Un caron indique que l'on a retrouvé dans une chambre d'étudiant une malle contenant des coupures de presse et un carnet contenant des lettres écrites par L. :
En juin 2015, les étudiants protestent contre la nomination de Gajendra Chauhan comme président du Film and Television Institute of India (FTII). Issu du BJP, il n'a pas de légitimité artistique n'ayant eu comme rôle notable celui d'un dieu dans un feuilleton des années 80. En revanche, il soutient l'organisation nationaliste hindoue, le RSS comme la plupart de ceux nommés à la tête d'établissements publics par le gouvernement. Sa nomination va entraîner 139 jours de blocage. Le gouvernement fait arrêter 5 étudiants, ne réagit pas aux grèves de la faim et déconsidère les étudiants en faisant état des subventions accordées au FTII pour que les droits d'inscription soient faibles. Certes, répond L. mais sans cette école qui pourrait faire des films ?

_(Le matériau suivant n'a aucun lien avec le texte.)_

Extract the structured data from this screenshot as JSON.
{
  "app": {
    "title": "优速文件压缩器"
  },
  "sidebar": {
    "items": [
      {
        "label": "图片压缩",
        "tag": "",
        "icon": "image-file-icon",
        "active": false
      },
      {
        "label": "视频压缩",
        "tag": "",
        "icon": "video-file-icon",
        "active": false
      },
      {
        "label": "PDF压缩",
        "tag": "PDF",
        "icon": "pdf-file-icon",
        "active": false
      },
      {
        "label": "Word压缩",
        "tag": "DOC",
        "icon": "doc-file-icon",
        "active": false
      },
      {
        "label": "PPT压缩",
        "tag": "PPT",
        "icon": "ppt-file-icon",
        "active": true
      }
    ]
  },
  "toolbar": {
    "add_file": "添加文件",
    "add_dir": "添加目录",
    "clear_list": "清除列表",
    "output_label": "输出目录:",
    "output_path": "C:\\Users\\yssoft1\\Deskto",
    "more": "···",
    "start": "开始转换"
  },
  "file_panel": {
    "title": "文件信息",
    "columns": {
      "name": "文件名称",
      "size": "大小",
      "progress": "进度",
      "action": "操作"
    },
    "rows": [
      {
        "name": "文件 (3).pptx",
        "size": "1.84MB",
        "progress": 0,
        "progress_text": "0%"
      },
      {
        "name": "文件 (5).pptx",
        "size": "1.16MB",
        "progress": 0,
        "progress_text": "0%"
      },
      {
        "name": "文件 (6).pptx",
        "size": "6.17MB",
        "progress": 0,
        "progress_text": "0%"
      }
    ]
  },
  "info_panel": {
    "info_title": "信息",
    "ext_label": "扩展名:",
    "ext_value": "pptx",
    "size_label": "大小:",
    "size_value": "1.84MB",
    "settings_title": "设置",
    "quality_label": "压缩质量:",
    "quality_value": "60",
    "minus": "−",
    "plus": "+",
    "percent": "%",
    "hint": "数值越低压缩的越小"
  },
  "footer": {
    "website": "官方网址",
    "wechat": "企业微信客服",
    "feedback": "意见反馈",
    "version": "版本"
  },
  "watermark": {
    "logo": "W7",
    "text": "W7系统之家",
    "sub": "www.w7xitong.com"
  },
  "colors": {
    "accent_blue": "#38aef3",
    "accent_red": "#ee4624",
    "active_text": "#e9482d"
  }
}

La police menace de viol les étudiantes, les musulmans sont déclarés terroristes; L. a été convoquée par le directeur pour expliquer la disparition de celui qu'elle aime, rencontré au cours de ces manifestations. Elle a expliqué qu'il avait des problèmes familiaux. Que pouvait-elle dire d'autres. Elle poursuit le recensement coupures de journaux : "tes notes du passé rejoignent les miennes au présent". Elle est monteuse; elle va garder les coupures de presse: élection choquante de Trump, assassinat de la journaliste Gauri Lankesh, lynchage de Pehlu Khan, les dalits flagellés à Una, jeune fille victime d’un viol collectif puis assassinée, une image fugace de violence en remplace une autre. janvier 2016 Rohith Vemula, se suicide ; doctorant de 26 ans de l'université de Hyderabad, il lutait pour le droit des dalits, autrefois nommés intouchables
Dans le carnet de L. des pages blanches, des pages arrachées et reprise des lettres
Diwali, la fête des lumières à nouveau, L. regrette que celui qu'elle aime ne se soit pas opposé au castisme de ses parents. Fête de Dussehra. La mémoire est fragile : on conserve 20 000 ans d'histoire mais c'est celle des plus forts. Elle regrette d'avoir pris la narration de son enfance auprès de son amoureux pour de l'approbation. "Je sais maintenant que je ne t'enverrai jamais ces lettres. Je ne t'écrirai plus. Désormais, j'écrirai à celui que j'aimerais que tu sois."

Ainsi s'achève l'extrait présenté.